Cancerous tumors are characterized by cell division, which is no longer controlled as it is in normal tissue.   "Normal" cells stop dividing when they come into contact with like cells, a mechanism known as contact inhibition.  Cancerous cells lose this ability.  Cancer cells no longer have the normal checks and balances in place that control and limit cell division.  The process of cell division, whether normal or cancerous cells, is through the cell cycle.  The cell cycle goes from the resting phase, through active growing phases, and then to mitosis (division).

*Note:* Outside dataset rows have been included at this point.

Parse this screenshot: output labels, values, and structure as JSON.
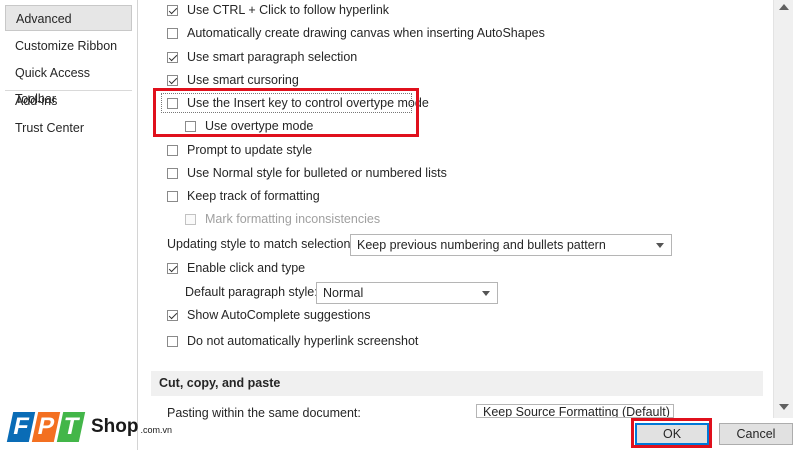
{
  "sidebar": {
    "items": [
      {
        "label": "Advanced"
      },
      {
        "label": "Customize Ribbon"
      },
      {
        "label": "Quick Access Toolbar"
      },
      {
        "label": "Add-ins"
      },
      {
        "label": "Trust Center"
      }
    ]
  },
  "options": {
    "ctrl_click": "Use CTRL + Click to follow hyperlink",
    "drawing_canvas": "Automatically create drawing canvas when inserting AutoShapes",
    "smart_paragraph": "Use smart paragraph selection",
    "smart_cursoring": "Use smart cursoring",
    "insert_key": "Use the Insert key to control overtype mode",
    "overtype_mode": "Use overtype mode",
    "prompt_update_style": "Prompt to update style",
    "normal_style_lists": "Use Normal style for bulleted or numbered lists",
    "keep_track_formatting": "Keep track of formatting",
    "mark_inconsistencies": "Mark formatting inconsistencies",
    "updating_style_label": "Updating style to match selection:",
    "updating_style_value": "Keep previous numbering and bullets pattern",
    "click_and_type": "Enable click and type",
    "default_para_label": "Default paragraph style:",
    "default_para_value": "Normal",
    "autocomplete": "Show AutoComplete suggestions",
    "no_auto_hyperlink": "Do not automatically hyperlink screenshot"
  },
  "section": {
    "title": "Cut, copy, and paste",
    "pasting_label": "Pasting within the same document:",
    "pasting_value": "Keep Source Formatting (Default)"
  },
  "buttons": {
    "ok": "OK",
    "cancel": "Cancel"
  },
  "logo": {
    "letters": [
      "F",
      "P",
      "T"
    ],
    "shop": "Shop",
    "domain": ".com.vn"
  },
  "colors": {
    "highlight": "#e0101c",
    "fpt_blue": "#0a6cb6",
    "fpt_orange": "#f37021",
    "fpt_green": "#43b649"
  }
}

The ability of chemotherapy to kill cancer cells depends on its ability to halt cell division.  Usually, the drugs work by damaging the RNA or DNA that tells the cell how to copy itself in division.  If the cells are unable to divide, they die.  The faster the cells are dividing, the more likely it is that chemotherapy will kill the cells, causing the tumor to shrink.  They also induce cell suicide (self-death or apoptosis).

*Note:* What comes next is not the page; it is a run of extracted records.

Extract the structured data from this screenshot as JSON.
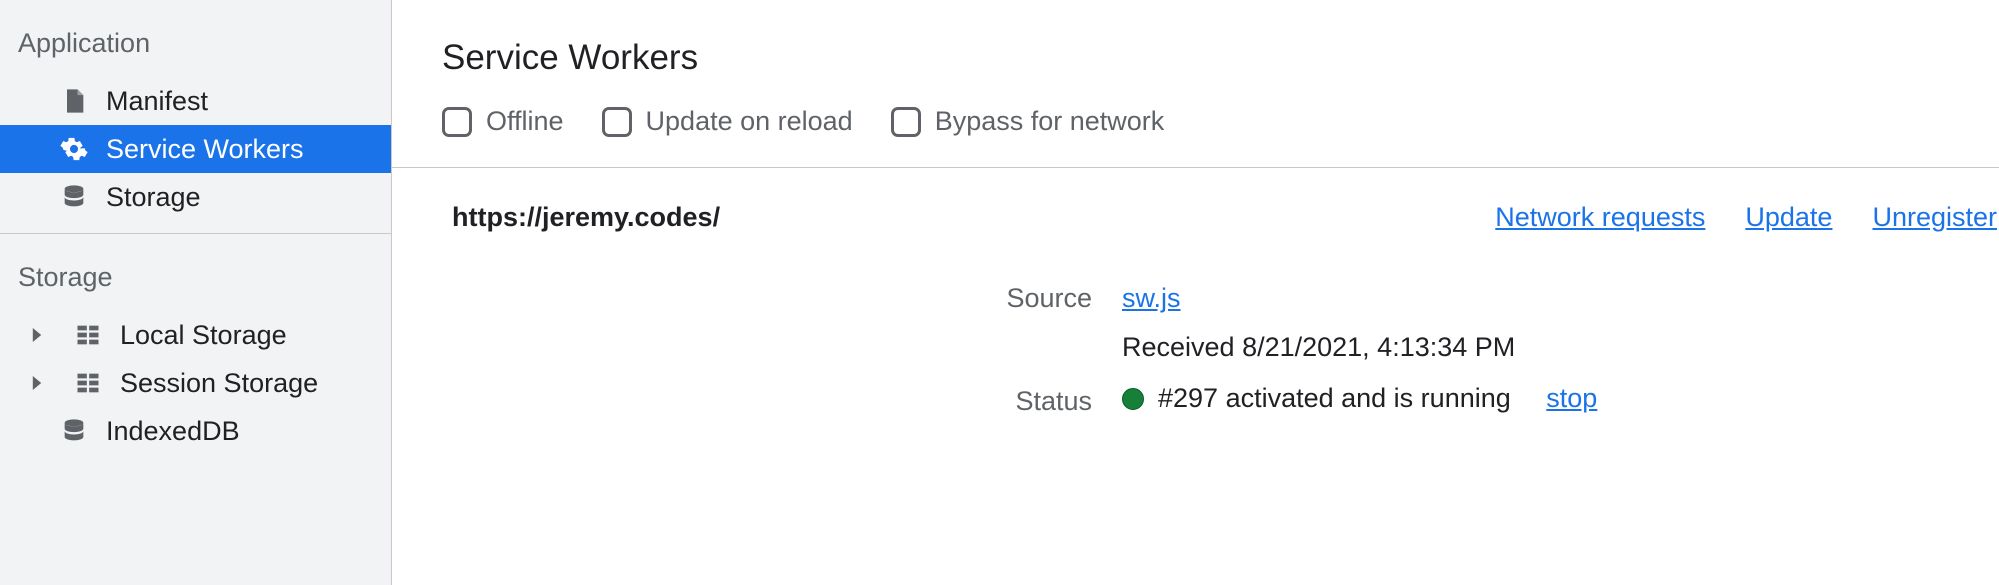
{
  "sidebar": {
    "section_application": "Application",
    "section_storage": "Storage",
    "items": {
      "manifest": "Manifest",
      "service_workers": "Service Workers",
      "storage": "Storage",
      "local_storage": "Local Storage",
      "session_storage": "Session Storage",
      "indexeddb": "IndexedDB"
    }
  },
  "main": {
    "title": "Service Workers",
    "checkboxes": {
      "offline": "Offline",
      "update_on_reload": "Update on reload",
      "bypass_for_network": "Bypass for network"
    },
    "scope": "https://jeremy.codes/",
    "actions": {
      "network_requests": "Network requests",
      "update": "Update",
      "unregister": "Unregister"
    },
    "labels": {
      "source": "Source",
      "status": "Status"
    },
    "source_file": "sw.js",
    "received_text": "Received 8/21/2021, 4:13:34 PM",
    "status_text": "#297 activated and is running",
    "status_stop": "stop"
  }
}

Chemotherapy drugs that affect cells only when they are dividing are called cell-cycle specific.  Chemotherapy drugs that affect cells when they are at rest are called cell-cycle non-specific.  The scheduling of chemotherapy is set based on the type of cells, rate at which they divide, and the time at which a given drug is likely to be effective.  This is why chemotherapy is typically given in cycles.

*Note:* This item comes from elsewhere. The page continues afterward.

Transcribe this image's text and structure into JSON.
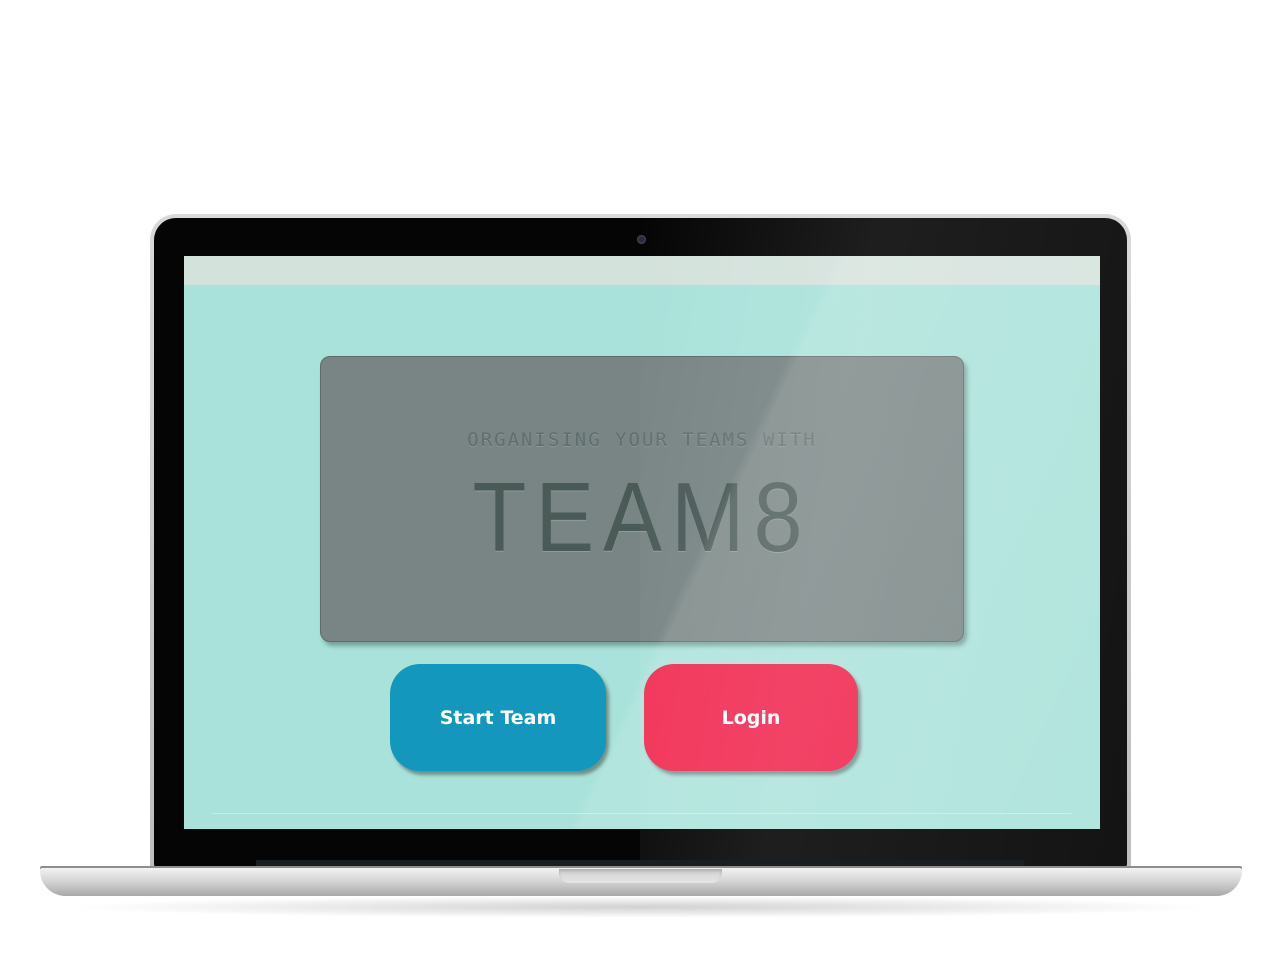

Chemotherapy is most effective at killing cells that are rapidly dividing.  Unfortunately, chemotherapy does not know the difference between the cancerous cells and the normal cells. The "normal" cells will grow back and be healthy but in the meantime, side effects occur.  The "normal" cells most commonly affected by chemotherapy are the blood cells, the cells in the mouth, stomach and bowel, and the hair follicles; resulting in low blood counts, mouth sores, nausea, diarrhea, and/or hair loss.  Different drugs may affect different parts of the body.

Chemotherapy (anti-neoplastic drugs) is divided into five classes based on how they work to kill cancer.  Although these drugs are divided into groups, there is some overlap among some of the specific drugs.  The following are the types of chemotherapy:

Temodar is classified as an alkylating agent.  Alkylating agents are most active in the resting phase of the cell.  These drugs are cell-cycle non-specific.  There are several types of alkylating agents.

  • Mustard gas derivatives:  Mechlorethamine, Cyclophosphamide, Chlorambucil, Melphalan, and Ifosfamide. 
  • Ethylenimines:  Thiotepa and Hexamethylmelamine.
  • Alkylsulfonates:  Busulfan.
  • Hydrazines and Triazines: Altretamine, Procarbazine, Dacarbazine and Temodar. 
  • Nitrosureas:  Carmustine, Lomustine and Streptozocin.  Nitrosureas are unique because, unlike most chemotherapy, they can cross the blood-brain barrier.  They can be useful in treating brain tumors.
  • Metal salts:  Carboplatin, Cisplatin, and Oxaliplatin.

Temodar is similar to the drug dacarbazine.  It acts as a "pro-drug" meaning it needs to be transformed to its active (cancer fighting) form by the body's metabolism.

Note:  We strongly encourage you to talk with your health care professional about your specific medical condition and treatments. The information contained in this website is meant to be helpful and educational, but is not a substitute for medical advice.